Eighty-eight years later, in 1958, the real Nautilus made the first voyage under the polar ice pack, traveling more than 1800 miles in just six days and passing directly under the north pole.

But Verne was only traveling in the footsteps of another artist. Nearly four hundred years before Verne wrote his book, artist Leonardo DaVinci had sketched out plans for a submarine.

Around 1563 flemish artist Peter Breugel (he had dropped the “h” from his name in 1559) painted this imaginary picture of the Tower of Babel.

Four hundred years later artist/architect Frank Lloyd Wright turned Breugel’s imaginary concept upside down and made it real when, in 1959, the Guggenheim Museum opened in New York.

How far is the iPhone from the “wrist radio” that artist/cartoonist Chester Gould first drew for Dick Tracy in 1946 and which was updated to a “wrist TV” in 1964 and a “wrist computer” in 1986? Not far!

I know we are not all DaVincis, Breugels, Frank Lloyd Wrights, or Chester Goulds. but I do know that the paintings of Georgia O’Keefe have helped us to comprehend our intimate relationship with plants, that the works of Cindy Sherman have shown us how we each can realize our dreams, and that the etchings of Kathe Kollwitz have helped us to better understand the horrors of war, thus providing motivation for avoiding it.

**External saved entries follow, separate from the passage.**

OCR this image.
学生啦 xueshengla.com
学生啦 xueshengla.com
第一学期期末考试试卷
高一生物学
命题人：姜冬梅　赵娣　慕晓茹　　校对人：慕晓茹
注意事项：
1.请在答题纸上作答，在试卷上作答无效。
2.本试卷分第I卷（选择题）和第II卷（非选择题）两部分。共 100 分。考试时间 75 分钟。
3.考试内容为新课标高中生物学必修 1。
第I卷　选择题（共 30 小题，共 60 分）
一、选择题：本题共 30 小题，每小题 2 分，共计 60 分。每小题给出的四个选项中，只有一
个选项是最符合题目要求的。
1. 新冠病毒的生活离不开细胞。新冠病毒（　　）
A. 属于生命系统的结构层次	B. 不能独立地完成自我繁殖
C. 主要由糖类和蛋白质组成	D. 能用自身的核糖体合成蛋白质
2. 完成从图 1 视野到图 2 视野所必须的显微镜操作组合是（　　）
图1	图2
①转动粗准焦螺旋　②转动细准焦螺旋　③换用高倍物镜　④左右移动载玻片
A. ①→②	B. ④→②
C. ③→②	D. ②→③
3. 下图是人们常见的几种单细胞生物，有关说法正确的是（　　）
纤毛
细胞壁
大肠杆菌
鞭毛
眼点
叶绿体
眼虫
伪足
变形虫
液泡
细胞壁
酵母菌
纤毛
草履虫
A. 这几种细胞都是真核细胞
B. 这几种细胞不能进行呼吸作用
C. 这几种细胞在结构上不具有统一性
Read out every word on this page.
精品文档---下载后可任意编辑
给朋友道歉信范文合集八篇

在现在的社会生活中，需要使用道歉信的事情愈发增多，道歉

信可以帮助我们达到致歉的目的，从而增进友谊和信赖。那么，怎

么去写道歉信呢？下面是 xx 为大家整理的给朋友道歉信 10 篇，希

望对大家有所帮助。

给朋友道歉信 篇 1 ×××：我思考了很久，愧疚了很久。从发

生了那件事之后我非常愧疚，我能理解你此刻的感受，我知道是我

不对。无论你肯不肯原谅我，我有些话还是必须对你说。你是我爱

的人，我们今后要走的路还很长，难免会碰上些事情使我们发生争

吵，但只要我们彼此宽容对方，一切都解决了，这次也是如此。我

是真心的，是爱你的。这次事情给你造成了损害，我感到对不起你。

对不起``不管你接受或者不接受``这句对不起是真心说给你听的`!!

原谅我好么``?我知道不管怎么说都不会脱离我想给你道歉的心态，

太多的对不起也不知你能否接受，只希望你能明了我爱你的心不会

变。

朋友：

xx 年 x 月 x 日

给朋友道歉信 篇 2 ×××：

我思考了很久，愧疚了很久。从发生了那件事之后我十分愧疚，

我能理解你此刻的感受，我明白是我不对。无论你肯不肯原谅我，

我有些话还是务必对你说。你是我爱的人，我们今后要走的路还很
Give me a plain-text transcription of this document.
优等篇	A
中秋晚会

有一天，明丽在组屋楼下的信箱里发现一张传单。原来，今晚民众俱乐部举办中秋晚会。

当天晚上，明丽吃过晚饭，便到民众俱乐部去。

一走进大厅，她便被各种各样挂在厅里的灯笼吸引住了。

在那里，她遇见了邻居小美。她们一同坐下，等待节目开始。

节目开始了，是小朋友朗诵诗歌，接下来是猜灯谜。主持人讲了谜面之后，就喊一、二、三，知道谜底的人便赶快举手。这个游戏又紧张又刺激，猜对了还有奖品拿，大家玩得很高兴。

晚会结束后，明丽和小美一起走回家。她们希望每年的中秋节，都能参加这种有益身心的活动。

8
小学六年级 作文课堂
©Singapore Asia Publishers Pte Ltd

Each one of us, every time we make a mark, assemble a collage, or carve an image, has the opportunity to model some portion of a better future for humankind. How we use that opportunity is, of course, up to us – but it helps to know that we are part of a larger process and it helps to understand how the creativity of those who have preceded us can guide and inspire our own artistic intentions.